Finding the Right Machine

The right vacuum has a few important features. It must clean well and be relatively easy to tote. There’s a lot to be said for purchasing an exclusive hardwood floor vacuum. Its design makes sure that it won’t damage hardwood flooring. This type of vacuum is outfitted with adjustable suction and height controls. However, there are plenty of versatile vacuums out there that can get the job done.

What should you avoid? At the top of the list is a vacuum with a brush-roll head (aka suction only). It isn’t friendly to a hardwood floor’s shiny surface. Another option is a machine with a switch to turn off this feature. If possible, avoid using a heavy vacuum, and steer clear of a machine without any wheels unless its design includes a padded nose to avoid scratching.

The ideal vacuum will have superior cyclonic action to suck up the tiniest pieces of dust, dirt, and pet dander. Vacuums with powerful suction tend to be loud, so it’s a good idea to actually turn on a machine before buying it.

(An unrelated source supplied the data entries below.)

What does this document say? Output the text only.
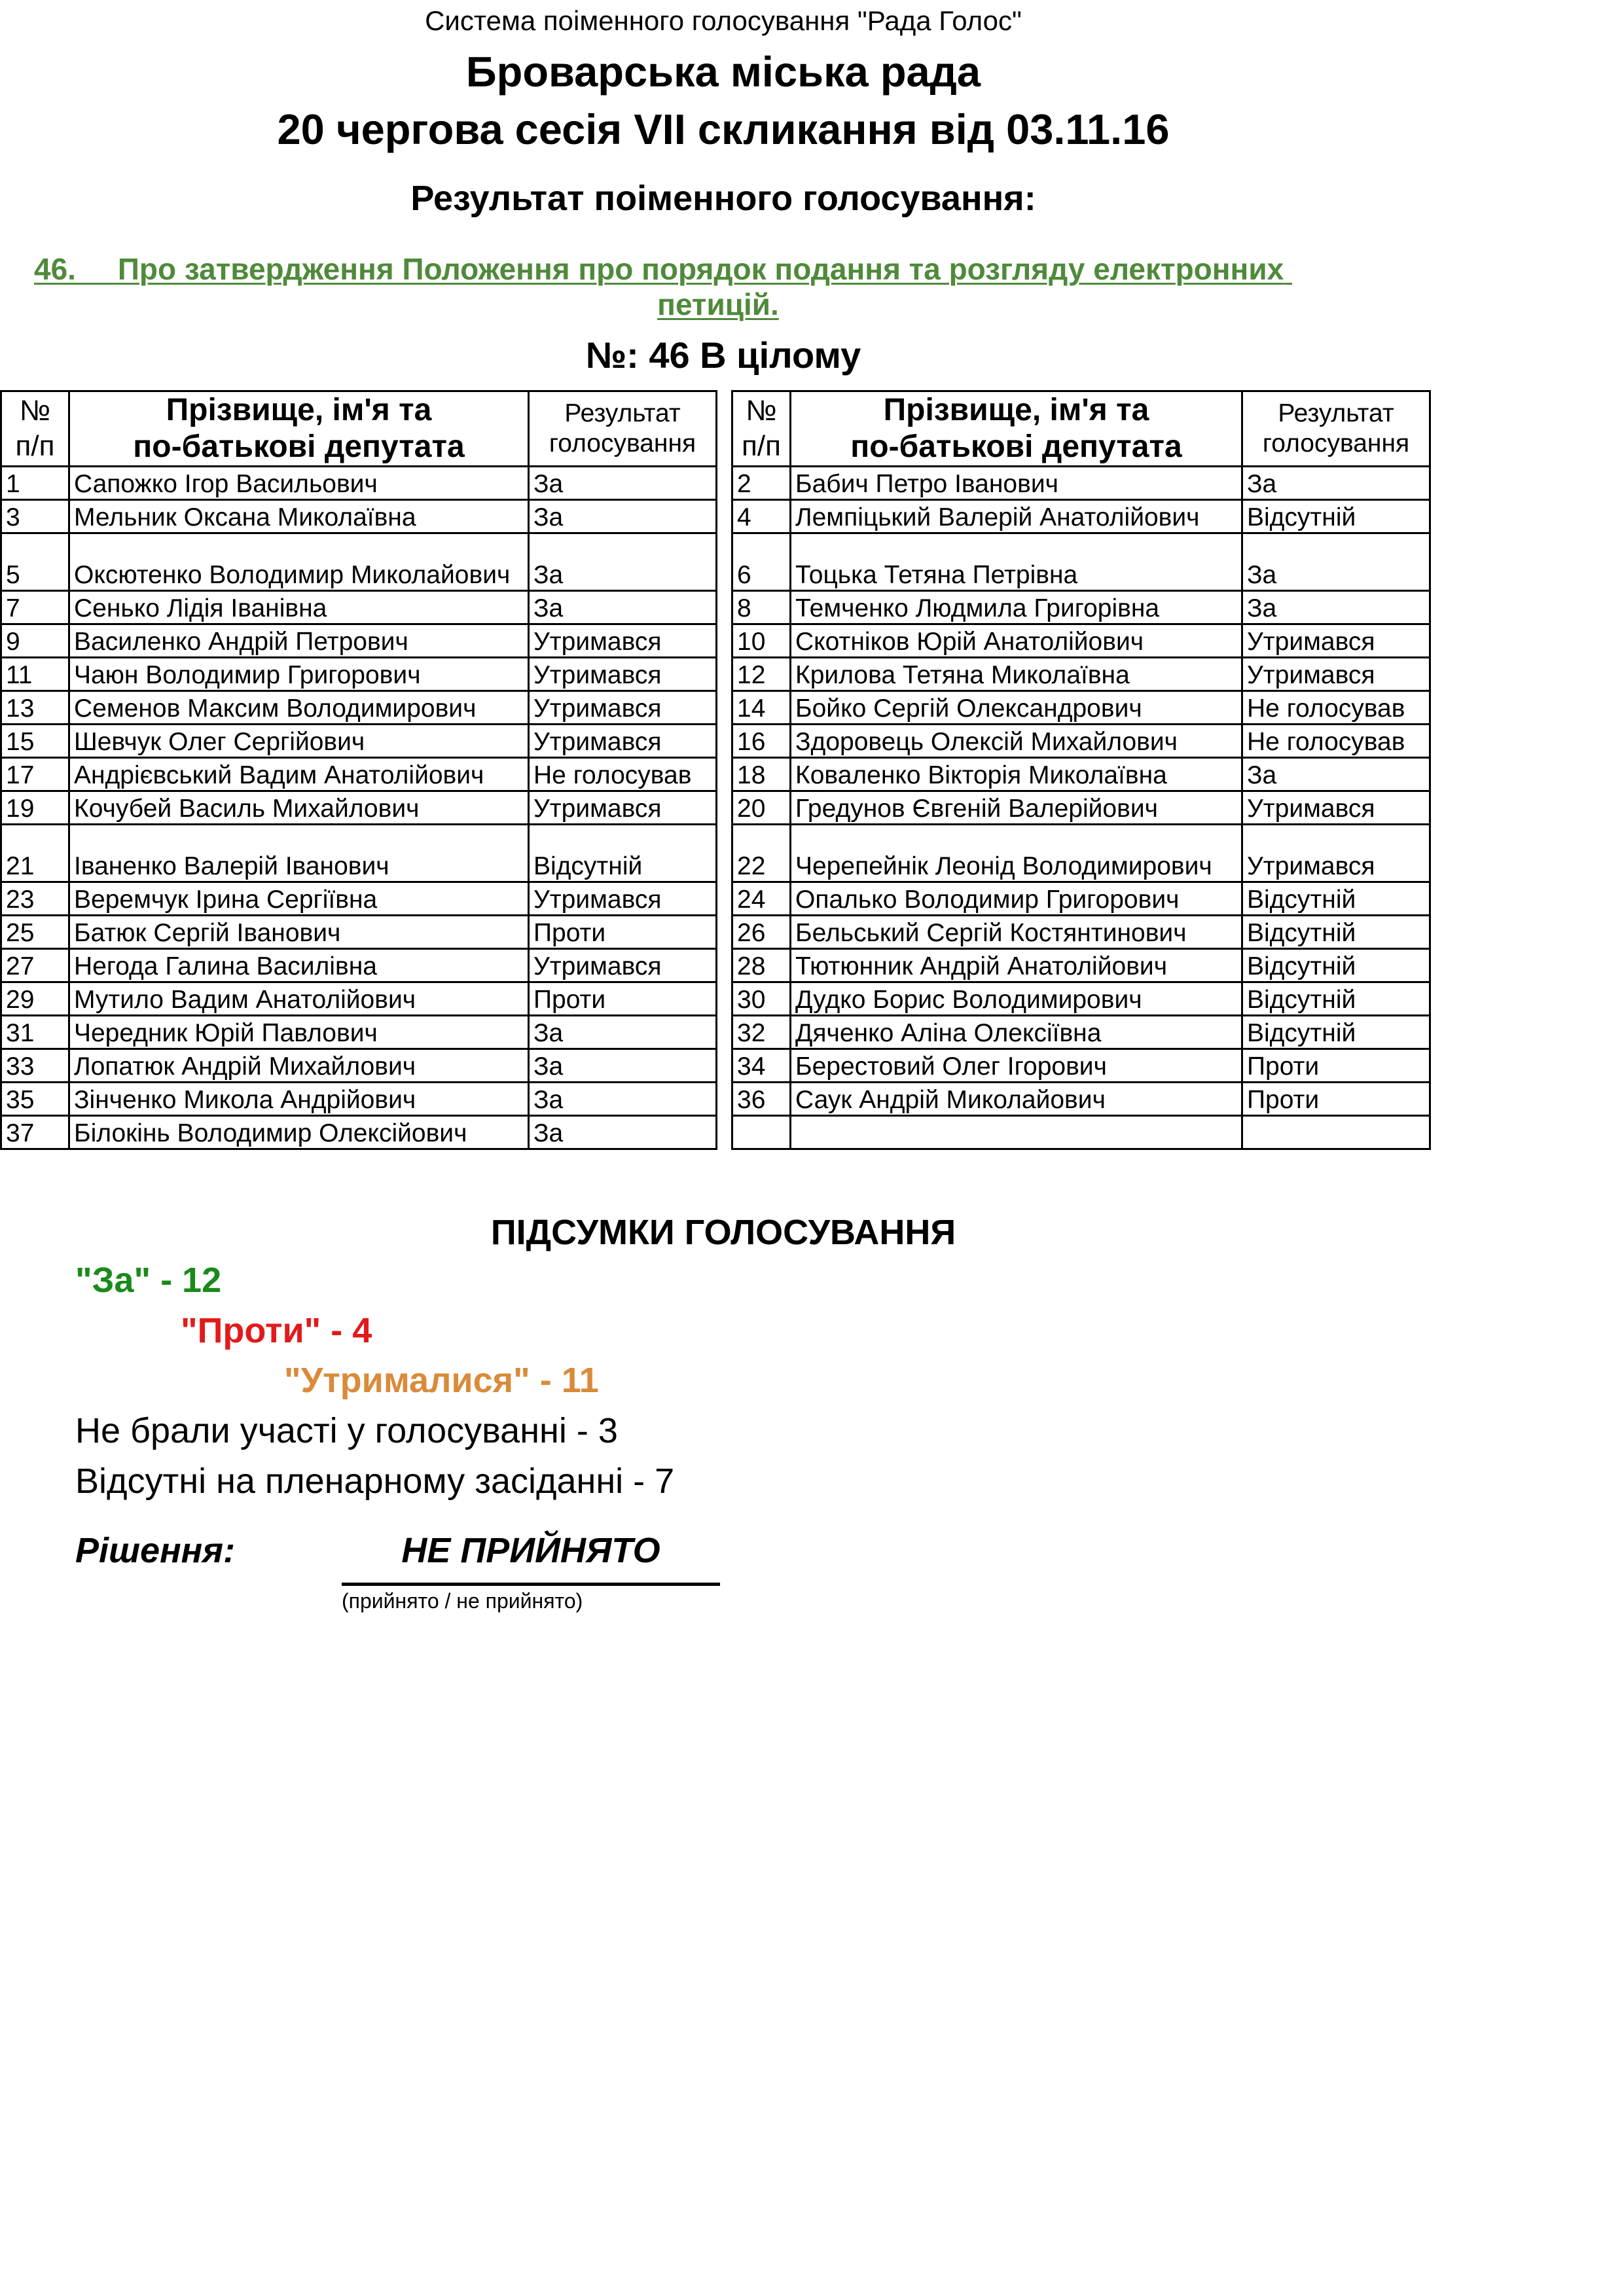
Система поіменного голосування "Рада Голос"
Броварська міська рада
20 чергова сесія VII скликання від 03.11.16
Результат поіменного голосування:
46. Про затвердження Положення про порядок подання та розгляду електронних
петицій.
№: 46 В цілому
№
п/п	Прізвище, ім'я та
по-батькові депутата	Результат
голосування
1	Сапожко Ігор Васильович	За
3	Мельник Оксана Миколаївна	За
5	Оксютенко Володимир Миколайович	За
7	Сенько Лідія Іванівна	За
9	Василенко Андрій Петрович	Утримався
11	Чаюн Володимир Григорович	Утримався
13	Семенов Максим Володимирович	Утримався
15	Шевчук Олег Сергійович	Утримався
17	Андрієвський Вадим Анатолійович	Не голосував
19	Кочубей Василь Михайлович	Утримався
21	Іваненко Валерій Іванович	Відсутній
23	Веремчук Ірина Сергіївна	Утримався
25	Батюк Сергій Іванович	Проти
27	Негода Галина Василівна	Утримався
29	Мутило Вадим Анатолійович	Проти
31	Чередник Юрій Павлович	За
33	Лопатюк Андрій Михайлович	За
35	Зінченко Микола Андрійович	За
37	Білокінь Володимир Олексійович	За
№
п/п	Прізвище, ім'я та
по-батькові депутата	Результат
голосування
2	Бабич Петро Іванович	За
4	Лемпіцький Валерій Анатолійович	Відсутній
6	Тоцька Тетяна Петрівна	За
8	Темченко Людмила Григорівна	За
10	Скотніков Юрій Анатолійович	Утримався
12	Крилова Тетяна Миколаївна	Утримався
14	Бойко Сергій Олександрович	Не голосував
16	Здоровець Олексій Михайлович	Не голосував
18	Коваленко Вікторія Миколаївна	За
20	Гредунов Євгеній Валерійович	Утримався
22	Черепейнік Леонід Володимирович	Утримався
24	Опалько Володимир Григорович	Відсутній
26	Бельський Сергій Костянтинович	Відсутній
28	Тютюнник Андрій Анатолійович	Відсутній
30	Дудко Борис Володимирович	Відсутній
32	Дяченко Аліна Олексіївна	Відсутній
34	Берестовий Олег Ігорович	Проти
36	Саук Андрій Миколайович	Проти

ПІДСУМКИ ГОЛОСУВАННЯ
"За" - 12
"Проти" - 4
"Утрималися" - 11
Не брали участі у голосуванні - 3
Відсутні на пленарному засіданні - 7
Рішення:	НЕ ПРИЙНЯТО
(прийнято / не прийнято)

When choosing a vacuum, consider a cordless vacuum. Cordless, battery-operated vacuums have two advantages. They’re usually quieter than other models, and they’re easy to move around since they’re relatively lightweight and compact. A canister vacuum features a long, oval brush ideal for pulling dirt out of the smallest cracks. Other important features include making sure the vacuum has a large-capacity dirt collector, crevice tools, and rubber wheels to avoid marring the hardwood. Extra wheel padding is a bonus. Also consider a mop and sweep feature, which permits cleaning the floor with water after a vacuuming.


Other Methods of Cleaning

Damp mopping can serve as a supplement to vacuuming hardwood floors. The most effective choice is a mop that’s slightly damp after it has been thoroughly wrung out. Some homeowners prefer drying a wet hardwood floor with a towel or using a fan to help any excess moisture evaporate.

Vacuuming your hardwood floors to keep them clean and looking their best has never been easier. Choosing the right vacuum to care for your wood floors is an investment that can significantly prolong both their life and their beauty while reducing the amount of time it takes to do so.